My youngest wakes up crying for a certain kind of breakfast food I don’t have in the house. For reasons still unknown to me, I agree to run out to the store to appease his craving. I throw on some sweatpants and my winter jacket and head out to the local store that is not as safe as its name implies (you’d better check the dates on the organic yogurt, if you know what I’m saying).
As soon as I start-up my husband’s car, the mp3 player comes to life and “There is a Light That Never Goes Out” blasts forth from the stereo, throwing me back in time a good 25 years. And then, like a character from a Philip K. Dick novel, my timeline is scrambled. I am both a middle-aged woman driving down the pleasant, suburban street on which she lives on a crisp Monday morning, and I am also an awkward, discontent teenager, shut up in her room listening to records, dreaming of a future she knows will never materialize.
“It’s okay,” I want to tell my tell my teenage self. “Things turn out nothing like you planned, but it turns out fine.

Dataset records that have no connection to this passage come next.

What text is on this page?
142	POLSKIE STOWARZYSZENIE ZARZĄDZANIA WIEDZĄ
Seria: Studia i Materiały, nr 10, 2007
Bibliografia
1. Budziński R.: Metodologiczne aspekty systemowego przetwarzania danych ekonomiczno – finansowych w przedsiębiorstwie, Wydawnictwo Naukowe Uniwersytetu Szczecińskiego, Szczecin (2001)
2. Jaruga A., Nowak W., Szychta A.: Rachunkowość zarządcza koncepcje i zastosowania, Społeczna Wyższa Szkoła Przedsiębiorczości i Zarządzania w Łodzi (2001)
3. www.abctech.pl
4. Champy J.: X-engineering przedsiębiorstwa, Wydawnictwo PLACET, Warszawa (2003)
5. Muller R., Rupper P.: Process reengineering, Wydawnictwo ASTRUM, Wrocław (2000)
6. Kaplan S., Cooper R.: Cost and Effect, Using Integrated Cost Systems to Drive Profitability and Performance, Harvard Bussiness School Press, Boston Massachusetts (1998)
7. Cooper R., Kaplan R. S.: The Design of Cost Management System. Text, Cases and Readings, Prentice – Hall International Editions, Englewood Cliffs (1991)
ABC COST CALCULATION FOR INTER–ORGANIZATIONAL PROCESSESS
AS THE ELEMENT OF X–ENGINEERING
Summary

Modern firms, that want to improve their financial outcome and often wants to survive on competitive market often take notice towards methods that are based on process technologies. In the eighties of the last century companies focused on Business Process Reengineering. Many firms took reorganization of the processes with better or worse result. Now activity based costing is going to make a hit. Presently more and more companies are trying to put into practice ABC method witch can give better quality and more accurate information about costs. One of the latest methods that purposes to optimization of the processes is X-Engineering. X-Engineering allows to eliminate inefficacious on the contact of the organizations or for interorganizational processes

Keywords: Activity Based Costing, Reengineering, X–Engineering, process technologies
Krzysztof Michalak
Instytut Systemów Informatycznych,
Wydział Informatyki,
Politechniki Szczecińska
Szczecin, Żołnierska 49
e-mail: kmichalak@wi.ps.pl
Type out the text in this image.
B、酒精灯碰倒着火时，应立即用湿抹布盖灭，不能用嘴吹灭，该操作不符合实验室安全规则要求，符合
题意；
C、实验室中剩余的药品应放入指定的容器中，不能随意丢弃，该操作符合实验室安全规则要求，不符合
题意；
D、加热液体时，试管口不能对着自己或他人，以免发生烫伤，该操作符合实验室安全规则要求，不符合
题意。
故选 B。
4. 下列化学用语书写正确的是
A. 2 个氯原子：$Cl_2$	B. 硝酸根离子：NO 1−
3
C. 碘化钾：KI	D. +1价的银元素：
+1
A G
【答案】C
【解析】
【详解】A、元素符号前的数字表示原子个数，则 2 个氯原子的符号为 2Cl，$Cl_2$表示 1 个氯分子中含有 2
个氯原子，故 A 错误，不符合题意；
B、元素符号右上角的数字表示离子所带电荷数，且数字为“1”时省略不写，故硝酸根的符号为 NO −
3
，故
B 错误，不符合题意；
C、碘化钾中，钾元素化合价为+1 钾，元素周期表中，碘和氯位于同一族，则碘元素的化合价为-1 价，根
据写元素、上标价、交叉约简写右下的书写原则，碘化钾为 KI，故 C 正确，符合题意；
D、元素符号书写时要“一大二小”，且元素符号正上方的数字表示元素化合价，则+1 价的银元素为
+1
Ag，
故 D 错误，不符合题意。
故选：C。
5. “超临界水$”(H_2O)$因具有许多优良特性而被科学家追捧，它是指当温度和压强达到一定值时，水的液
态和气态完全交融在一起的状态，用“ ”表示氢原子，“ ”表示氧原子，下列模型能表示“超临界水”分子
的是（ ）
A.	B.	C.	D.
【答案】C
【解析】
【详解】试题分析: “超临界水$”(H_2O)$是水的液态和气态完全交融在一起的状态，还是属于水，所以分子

By the way, can I pick up anything for you at the grocery store while I’m out?” My teenage self gives me the silent treatment as usual.
There’s no one else out here except for a teenage boy walking to the bus stop; his dyed black hair provides no contrast to his black hoodie and his black t-shirt.
“And if a ten ton truck crashes into us, to die by your side, well the pleasure the privilege is mine,” croons Morrissey.
For just a moment I fight the urge to pull over to the Emo boy and say, “Hey, want a ride?”